The worst case of cumulative error, row 1, is an example.
The segment is depicted
in Figure 12.
It should be noted that,
if times rather than days or months were being discussed,
the correct interpretation for TU_{3} could be obtained
from TU_{2} under the modify anaphoric relation.
A good example of this occurs in the corpus example in Figure
1, repeated here as Figure 14.
Returning to column 6 of Figure 10, note that two of the cumulative error figures are listed as ``worst case.'' These are cases in which there are two TU_{2} references and there are many different possible interpretations of the passage.
Notice that the second and fourth rows correspond to cases in which TU_{2} is a competitor, yet no significant potential cumulative error results (the minor errors listed for row 4 are due to the relation not fitting exactly, rather than an error from choosing the wrong antecedent: six in the morning rather than in the morning is placed into the high specificity fields). In both of these cases, the error corrects itself: TU_{1} is incorrectly taken to be the antecedent of TU_{2}, which is in turn incorrectly taken to be the antecedent of TU_{3}. But TU_{2} in effect copies over the information from TU_{1} that is needed to interpret TU_{3}. As a result, the interpretation of TU_{3} is correct.
In the cases for which there are only a few potential cumulative errors, either a new, unambiguous time is soon introduced, or a time being discussed before the offending TU_{2} reference is soon reintroduced, getting things back on track.
An important discourse feature of the dialogs is the degree of redundancy of the times mentioned [39]. This limits the ambiguity of the times specified, and it also leads to a higher level of robustness, since additional Temporal Units with the same time are placed on the focus list and previously mentioned times are reintroduced. Table 6 presents measures of redundancy. The redundancy is broken down into the case where redundant plus additional information is provided (Redundant) versus the case where the temporal information is just repeated (Reiteration). This shows that roughly 27% of the CMU utterances with temporal information contain redundant temporal references, while 20% of the NMSU ones do.

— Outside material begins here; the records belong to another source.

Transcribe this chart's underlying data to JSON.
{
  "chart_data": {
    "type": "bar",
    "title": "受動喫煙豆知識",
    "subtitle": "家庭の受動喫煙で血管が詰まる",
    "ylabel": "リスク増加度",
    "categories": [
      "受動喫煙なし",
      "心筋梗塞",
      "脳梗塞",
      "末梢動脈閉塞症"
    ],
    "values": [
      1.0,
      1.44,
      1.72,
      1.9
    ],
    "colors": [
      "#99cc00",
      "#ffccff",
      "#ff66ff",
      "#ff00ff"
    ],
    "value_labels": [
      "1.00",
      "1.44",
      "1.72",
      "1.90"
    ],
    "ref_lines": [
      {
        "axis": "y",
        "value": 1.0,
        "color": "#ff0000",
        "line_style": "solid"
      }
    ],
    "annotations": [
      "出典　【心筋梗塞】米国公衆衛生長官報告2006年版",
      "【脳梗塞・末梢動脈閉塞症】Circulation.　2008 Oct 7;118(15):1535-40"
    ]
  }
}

In considering how the model could be improved, in addition to adding a new modify anaphoric relation for cases such as those in Figures 12 and 13, habituals are clearly an area for investigation. Many of the offending references are habitual, and all but one of the subdialogs and borderline subdialogs involve habituals. In a departure from the algorithm, the system uses a simple heuristic for ignoring subdialogs: a time is ignored if the utterance evoking it is in the simple past or past perfect. This prevents some of the potential errors and suggests that changes in tense, aspect, and modality are promising clues to explore for recognizing subsegments in this kind of data (see, for example, [10,26]).